Lynx boréal (Lynx lynx)
La hyène des cavernes est une sous-espèce éteinte de la hyène tachetée, aujourd’hui présente uniquement sur le continent africain. Les populations de hyène des cavernes ont fluctué durant la Préhistoire, avec des pics lorsque la grande faune d’herbivores était abondante. En Europe, elle a commencé à décliner il y a 20 000 ans, pour finalement disparaitre il y a environ 12 000 ans. Alors qu’elle est considérée comme un charognard, la hyène des cavernes est aussi une redoutable chasseuse. Elle chasse en bandes, souvent menées par une femelle. Cette stratégie d’acquisition de la nourriture lui procure 70 % de son alimentation. Les 30 % restant sont souvent dérobés aux grands fauves ou prélevés sur des cadavres abandonnés. Ses mâchoires puissantes lui permettent de broyer les os des animaux et de les avaler avec le reste de la carcasse y compris ceux d’éléphants. Ses excréments ont une couleur blanche, liée au fort taux de calcium issu des os. La hyène régurgite les morceaux qu’elle ne peut pas digérer.
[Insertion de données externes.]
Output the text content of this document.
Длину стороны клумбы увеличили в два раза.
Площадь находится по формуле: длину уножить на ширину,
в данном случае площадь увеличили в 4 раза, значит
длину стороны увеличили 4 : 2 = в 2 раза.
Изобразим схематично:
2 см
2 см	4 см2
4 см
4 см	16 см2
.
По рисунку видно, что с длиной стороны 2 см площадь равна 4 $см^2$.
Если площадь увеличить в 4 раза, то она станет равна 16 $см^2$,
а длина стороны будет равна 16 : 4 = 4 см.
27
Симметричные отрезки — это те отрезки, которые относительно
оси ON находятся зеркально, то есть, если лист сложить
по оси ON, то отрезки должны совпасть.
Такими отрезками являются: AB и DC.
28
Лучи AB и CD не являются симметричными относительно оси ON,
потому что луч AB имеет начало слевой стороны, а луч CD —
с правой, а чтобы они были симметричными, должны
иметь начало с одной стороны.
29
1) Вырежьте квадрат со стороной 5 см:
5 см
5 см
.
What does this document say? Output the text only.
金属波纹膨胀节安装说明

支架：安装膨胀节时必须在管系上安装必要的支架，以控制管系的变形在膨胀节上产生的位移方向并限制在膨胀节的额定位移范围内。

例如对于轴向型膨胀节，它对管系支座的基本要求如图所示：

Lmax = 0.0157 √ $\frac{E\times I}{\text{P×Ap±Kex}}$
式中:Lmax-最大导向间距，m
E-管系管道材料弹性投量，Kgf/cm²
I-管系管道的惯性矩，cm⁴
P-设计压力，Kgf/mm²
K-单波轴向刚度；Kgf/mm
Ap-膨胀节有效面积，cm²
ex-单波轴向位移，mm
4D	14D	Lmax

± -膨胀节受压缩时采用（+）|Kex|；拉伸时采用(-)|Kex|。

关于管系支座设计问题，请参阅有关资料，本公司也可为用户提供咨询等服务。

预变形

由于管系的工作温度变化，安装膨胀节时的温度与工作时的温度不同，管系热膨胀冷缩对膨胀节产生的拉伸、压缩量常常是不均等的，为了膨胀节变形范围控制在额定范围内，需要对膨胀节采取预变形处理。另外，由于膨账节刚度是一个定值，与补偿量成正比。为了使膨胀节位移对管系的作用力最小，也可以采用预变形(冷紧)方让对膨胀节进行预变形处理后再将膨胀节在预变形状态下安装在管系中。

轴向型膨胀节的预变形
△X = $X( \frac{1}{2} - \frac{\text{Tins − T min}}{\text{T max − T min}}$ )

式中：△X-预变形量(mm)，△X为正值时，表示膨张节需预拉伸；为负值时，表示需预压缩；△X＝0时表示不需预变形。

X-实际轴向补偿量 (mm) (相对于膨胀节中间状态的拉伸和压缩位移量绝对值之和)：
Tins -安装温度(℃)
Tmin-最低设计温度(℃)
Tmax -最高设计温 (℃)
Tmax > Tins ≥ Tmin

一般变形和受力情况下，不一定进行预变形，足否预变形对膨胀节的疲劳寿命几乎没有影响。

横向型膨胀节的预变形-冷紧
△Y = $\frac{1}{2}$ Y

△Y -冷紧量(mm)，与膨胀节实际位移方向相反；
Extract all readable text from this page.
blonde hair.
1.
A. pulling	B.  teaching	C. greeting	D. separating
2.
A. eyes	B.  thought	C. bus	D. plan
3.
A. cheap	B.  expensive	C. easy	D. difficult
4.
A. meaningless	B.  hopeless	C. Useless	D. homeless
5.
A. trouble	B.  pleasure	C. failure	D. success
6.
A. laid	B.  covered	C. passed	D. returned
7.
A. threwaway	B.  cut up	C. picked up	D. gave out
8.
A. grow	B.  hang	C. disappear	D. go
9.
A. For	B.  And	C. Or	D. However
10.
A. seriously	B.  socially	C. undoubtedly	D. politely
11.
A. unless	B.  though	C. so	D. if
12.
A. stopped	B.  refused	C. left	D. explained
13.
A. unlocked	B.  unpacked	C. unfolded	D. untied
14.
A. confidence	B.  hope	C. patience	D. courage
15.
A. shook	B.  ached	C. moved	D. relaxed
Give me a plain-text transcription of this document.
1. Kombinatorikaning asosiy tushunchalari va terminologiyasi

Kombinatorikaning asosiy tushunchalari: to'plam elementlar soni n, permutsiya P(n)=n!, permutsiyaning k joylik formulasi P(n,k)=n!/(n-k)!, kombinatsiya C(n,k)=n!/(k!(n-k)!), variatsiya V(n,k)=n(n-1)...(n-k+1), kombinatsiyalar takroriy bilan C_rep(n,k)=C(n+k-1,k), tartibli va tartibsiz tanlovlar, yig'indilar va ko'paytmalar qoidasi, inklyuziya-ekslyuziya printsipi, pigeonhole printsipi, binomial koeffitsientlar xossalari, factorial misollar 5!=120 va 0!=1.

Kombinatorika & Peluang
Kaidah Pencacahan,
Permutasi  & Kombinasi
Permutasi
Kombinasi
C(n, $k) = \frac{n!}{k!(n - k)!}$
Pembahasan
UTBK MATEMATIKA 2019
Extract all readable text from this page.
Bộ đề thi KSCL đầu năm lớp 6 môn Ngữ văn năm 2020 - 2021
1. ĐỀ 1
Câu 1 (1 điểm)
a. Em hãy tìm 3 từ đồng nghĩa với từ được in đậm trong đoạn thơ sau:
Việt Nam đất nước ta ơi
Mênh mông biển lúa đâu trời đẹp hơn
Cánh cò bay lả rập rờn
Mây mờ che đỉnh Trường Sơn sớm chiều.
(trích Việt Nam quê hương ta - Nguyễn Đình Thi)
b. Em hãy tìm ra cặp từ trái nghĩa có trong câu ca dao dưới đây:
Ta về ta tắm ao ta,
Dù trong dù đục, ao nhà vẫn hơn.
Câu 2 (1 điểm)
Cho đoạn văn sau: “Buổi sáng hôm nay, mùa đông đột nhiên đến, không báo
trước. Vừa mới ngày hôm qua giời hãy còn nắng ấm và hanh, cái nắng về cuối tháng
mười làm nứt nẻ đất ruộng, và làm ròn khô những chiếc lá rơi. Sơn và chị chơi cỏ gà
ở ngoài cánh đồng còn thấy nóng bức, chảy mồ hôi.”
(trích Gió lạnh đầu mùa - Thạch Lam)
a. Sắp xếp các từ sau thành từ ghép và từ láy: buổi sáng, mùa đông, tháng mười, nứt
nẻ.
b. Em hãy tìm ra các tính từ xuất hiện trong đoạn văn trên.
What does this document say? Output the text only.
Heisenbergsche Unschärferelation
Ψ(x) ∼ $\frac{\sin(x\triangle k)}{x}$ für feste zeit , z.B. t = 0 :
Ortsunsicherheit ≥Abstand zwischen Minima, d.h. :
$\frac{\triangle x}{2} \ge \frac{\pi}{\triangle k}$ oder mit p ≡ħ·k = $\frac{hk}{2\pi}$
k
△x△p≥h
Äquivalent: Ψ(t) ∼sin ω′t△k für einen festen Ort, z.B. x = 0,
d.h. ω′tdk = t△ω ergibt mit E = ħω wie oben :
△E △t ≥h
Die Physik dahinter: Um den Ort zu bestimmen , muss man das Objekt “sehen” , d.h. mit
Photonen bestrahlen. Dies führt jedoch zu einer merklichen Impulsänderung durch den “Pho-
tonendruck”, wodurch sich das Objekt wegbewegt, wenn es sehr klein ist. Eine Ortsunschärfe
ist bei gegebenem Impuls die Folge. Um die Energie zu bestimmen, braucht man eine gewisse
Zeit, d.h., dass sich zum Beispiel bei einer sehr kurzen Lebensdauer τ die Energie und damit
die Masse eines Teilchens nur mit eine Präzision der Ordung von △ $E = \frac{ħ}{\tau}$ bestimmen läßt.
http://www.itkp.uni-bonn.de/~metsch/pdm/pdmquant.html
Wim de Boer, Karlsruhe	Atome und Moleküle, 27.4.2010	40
L’Ours des Cavernes (Ursus spelaeus)
Apparu il y a 250 000 ans et éteint vers 25 000 ans avant nos jours, l’ours des cavernes (Ursus spelaeus) trouve ses origines, comme l’ours brun actuel (Ursus arctos), chez l’ours de Deninger (Ursus deningeri), espèce européenne d’ours éteinte il y a 100 000 ans. Chez l’ours des cavernes (Ursus spelaeus), le mâle peut atteindre plus de 1,30 mètre au garrot et dépasser 3,50 mètres de hauteur en position dressée, pour un poids moyen d’environ 450 kg. L’ours des cavernes voit sa taille croître pendant les glaciations et diminuer pendant les interglaciaires. Cette adaptation intervient probablement pour réguler la déperdition de chaleur. La dentition de l’ours des cavernes reflète un régime fondamentalement végétarien : molaires surpuissantes et canines moins développées que les autres ours. Ses pattes avant sont plus longues et plus robustes que ses pattes arrière, comme chez le blaireau, autre habitué des galeries souterraines. Cela lui donnait un profil surbaissé au niveau de l’arrière-train.